Розанов был не силен в социологии и сказал то, что ему «приснилось»: «Немцы будут по графикам в печах целые народы».
Вернемся к оборванной мысли. Далее Розанов говорит о религии немцев и русских:
"Лютер, Цвингли, Кальвин – если говорить жестко, – все были в сущности резонеры, «рассуждали о богословских предметах», теоретики, мыслители, писатели, говоруны… И именно они «внушают веру», внушают как «правило поведения», которое в экстатический момент, как в июле-августе (1914 г.) у германцев «на ум не пришло», «забылось», «выскочило из головы».
– Мы, лютеряне, имеем правильную церковь.
– Мы, русские, имеем святую церковь.
Совсем разница! Совсем другое дело! Совсем иная нежность души. Совсем иной полет души! Наше отношение к Небу и Богу совсем другое: испуганное, томящееся, умиленное, восторженное, «обнимающее ноги Спасителя нашего».
Русская религия – вера, немецкая – знание. Русские живут у Бога (если произнести вслух, получится грустный каламбур), немцы живут около Бога, думают о Боге. Для немца христианство – основа культуры, для русского христианство докультурно, и часто культура начинается там, где кончается христианство. Русский народ по культуре неизмеримо ниже немцев и европейцев вообще. По культуре русские звери, свиньи. И русская культура (в узком смысле этого слова), может быть, гораздо менее христианская, чем культура западная.
Розанов писал о немцах:
«Грубая нация: немцы всегда были грубы. Только тонкою кожицею, только поверхностным слоем лежала в их поэзии и философии культура, – плод индивидуальных немецких воспарений к небу».
Это, конечно, русский взгляд: культура, как кожа, оболочка. С точки же зрения европейца это и есть суть человека, и, конечно, в Германии была не «кожица», а мощнейший культурный пласт, такой толстый и плодородный, что русским-то и мечтать нечего о чем-либо подобном. Вся послепетровская Русь питалась немецкими идеями. И прекрасно делала. Но ошибка заключалась в том, что русские волей или неволей хотели переделать самою физиологию своей нации.
Розанов ошибочно ругал немцев за то, что они заменили понятие культуры понятием образования и трудолюбия. Он не понимал, что вне рацио в Германии возможен только фашизм. Или протестантская кирха, или «Нибелунги». Немцам нужно было окончательно отказаться от дословесного опыта. Розанов шипел:
"По форме – барин, лейтенант, питомец берлинского университета, – в душе хулиган. Я видел этих ужасных берлинских студентов, в компании пришедших в Тиргартен… Огромного роста, упитанные, без единой мысли в лице и, очевидно, без всякой тоски в душе, – без тоски, тревоги, сомнения, – они были ужасны, эти прусские студенты!! Господи, – из сотен наших не встретишь ни одного такого!… Очевидно – пути развития разные, культура разная! Наша культура – скромная…"

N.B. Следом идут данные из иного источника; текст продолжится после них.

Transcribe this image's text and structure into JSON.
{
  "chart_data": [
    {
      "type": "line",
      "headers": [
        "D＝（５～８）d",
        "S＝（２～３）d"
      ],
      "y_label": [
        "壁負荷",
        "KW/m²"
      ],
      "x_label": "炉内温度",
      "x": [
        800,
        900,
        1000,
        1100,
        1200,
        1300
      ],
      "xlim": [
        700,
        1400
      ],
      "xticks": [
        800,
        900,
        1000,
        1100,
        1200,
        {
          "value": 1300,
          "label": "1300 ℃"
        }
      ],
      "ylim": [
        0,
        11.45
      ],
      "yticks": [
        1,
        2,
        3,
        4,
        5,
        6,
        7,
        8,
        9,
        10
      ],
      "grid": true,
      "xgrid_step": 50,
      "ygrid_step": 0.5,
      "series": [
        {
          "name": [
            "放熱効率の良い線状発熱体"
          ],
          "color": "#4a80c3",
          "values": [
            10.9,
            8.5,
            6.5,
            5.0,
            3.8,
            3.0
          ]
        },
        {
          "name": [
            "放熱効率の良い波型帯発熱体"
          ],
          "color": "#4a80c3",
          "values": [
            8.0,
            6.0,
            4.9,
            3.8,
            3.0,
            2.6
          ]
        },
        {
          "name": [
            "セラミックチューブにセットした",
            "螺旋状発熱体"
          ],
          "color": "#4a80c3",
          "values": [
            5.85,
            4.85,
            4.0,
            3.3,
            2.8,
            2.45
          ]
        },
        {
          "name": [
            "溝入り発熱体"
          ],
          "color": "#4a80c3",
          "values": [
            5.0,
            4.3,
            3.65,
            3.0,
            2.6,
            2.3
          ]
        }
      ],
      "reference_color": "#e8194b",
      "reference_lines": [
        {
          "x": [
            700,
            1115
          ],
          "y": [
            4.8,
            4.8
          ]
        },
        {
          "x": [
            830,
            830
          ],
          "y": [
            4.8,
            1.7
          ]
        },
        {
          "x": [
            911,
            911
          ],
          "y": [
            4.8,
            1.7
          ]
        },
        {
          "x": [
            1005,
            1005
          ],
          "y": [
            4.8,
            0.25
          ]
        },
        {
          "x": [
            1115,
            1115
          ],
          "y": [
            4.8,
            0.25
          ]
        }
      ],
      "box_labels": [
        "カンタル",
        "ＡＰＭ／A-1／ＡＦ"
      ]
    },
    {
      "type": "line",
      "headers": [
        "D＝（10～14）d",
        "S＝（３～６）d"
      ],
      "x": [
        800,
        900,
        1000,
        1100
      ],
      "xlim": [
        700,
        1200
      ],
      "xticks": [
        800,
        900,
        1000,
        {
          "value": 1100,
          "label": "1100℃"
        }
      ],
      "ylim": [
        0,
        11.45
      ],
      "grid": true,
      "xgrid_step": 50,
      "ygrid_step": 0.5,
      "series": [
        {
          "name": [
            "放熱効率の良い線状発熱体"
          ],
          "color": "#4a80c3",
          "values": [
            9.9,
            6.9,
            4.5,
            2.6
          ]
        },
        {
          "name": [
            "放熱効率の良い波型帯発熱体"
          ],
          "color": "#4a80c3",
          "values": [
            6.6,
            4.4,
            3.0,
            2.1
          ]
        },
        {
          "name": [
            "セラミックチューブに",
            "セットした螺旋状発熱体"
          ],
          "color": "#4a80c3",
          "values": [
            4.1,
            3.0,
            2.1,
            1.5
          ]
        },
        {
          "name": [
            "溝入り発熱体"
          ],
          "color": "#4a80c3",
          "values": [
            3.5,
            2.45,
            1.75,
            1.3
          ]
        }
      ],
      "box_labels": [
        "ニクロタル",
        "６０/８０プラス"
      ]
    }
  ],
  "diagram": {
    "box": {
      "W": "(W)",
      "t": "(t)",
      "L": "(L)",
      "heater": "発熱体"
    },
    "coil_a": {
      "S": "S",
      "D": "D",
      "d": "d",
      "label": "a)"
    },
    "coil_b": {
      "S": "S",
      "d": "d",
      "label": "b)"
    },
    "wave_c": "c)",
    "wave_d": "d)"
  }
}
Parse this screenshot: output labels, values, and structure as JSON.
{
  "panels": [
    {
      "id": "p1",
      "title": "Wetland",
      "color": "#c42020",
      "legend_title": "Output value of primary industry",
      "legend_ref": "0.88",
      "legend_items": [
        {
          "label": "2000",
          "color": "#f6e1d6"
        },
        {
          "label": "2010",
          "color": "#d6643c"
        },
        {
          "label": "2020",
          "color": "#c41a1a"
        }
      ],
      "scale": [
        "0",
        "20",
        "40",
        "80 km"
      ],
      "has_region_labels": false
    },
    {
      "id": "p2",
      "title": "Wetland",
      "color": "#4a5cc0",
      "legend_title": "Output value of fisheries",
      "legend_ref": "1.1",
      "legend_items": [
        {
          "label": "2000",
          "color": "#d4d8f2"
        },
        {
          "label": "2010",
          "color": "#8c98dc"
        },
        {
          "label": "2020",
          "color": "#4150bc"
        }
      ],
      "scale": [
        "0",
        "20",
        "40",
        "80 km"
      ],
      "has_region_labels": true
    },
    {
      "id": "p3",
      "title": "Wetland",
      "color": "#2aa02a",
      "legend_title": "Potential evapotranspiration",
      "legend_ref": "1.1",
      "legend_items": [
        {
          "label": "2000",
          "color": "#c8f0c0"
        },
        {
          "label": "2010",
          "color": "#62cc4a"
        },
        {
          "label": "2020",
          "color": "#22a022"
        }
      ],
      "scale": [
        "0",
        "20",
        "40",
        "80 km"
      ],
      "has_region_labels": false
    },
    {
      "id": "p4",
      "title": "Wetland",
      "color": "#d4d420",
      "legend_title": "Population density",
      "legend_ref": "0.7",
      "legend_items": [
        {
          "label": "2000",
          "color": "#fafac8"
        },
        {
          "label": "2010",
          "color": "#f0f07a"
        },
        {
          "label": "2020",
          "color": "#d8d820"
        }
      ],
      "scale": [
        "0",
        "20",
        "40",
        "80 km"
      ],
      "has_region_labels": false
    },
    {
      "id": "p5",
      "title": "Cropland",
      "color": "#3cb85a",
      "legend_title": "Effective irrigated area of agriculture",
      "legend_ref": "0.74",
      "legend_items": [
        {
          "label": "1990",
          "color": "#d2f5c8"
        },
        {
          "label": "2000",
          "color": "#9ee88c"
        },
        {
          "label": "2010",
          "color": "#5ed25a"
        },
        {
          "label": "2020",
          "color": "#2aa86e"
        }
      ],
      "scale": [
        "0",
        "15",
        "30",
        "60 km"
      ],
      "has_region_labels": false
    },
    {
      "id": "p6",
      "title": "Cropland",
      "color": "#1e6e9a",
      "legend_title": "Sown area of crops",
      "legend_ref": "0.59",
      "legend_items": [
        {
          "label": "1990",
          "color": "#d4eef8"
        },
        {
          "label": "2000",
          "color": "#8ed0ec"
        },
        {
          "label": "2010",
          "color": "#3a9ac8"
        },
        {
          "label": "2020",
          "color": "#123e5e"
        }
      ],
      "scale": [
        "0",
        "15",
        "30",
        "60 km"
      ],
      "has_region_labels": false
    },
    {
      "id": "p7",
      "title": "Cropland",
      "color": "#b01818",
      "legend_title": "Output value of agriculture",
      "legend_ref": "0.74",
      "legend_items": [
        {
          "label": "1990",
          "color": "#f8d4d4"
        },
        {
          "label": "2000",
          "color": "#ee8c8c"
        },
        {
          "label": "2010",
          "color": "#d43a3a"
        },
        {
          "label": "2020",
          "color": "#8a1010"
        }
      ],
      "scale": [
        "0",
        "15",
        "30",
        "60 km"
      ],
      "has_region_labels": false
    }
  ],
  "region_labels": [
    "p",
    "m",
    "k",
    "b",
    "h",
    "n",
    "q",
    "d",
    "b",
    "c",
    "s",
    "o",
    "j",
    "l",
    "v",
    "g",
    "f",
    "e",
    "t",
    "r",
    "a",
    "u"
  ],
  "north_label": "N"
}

Розанов как-то не понимал, что если «тоска» не появляется на лице у немца, то это не потому, что другая (ущербная) культура, а потому, что другая физиология. Другое не мировоззрение, а мироощущение. И если «окультурить» немца еще больше, то за счет логоса, за счет романтичности немецкой мысли, появится и тоска, и Бог, и сострадательность. Не душевная, но духовная.
У русских же совсем не так. Хамство по-русски не от недостатка души, а от недостатка культуры, образования. Путь самопознания по-русски – это сохранение связи со своей несчастной и тоскливой душой. Самопознание по-немецки – это разрыв с физиологическим уровнем, уход в метафизику, науку, искусство (мастерство). Вообще это западный и восточный путь к Богу – через слово и через молчание. «Поговорим о Боге» и «помолчим о Боге».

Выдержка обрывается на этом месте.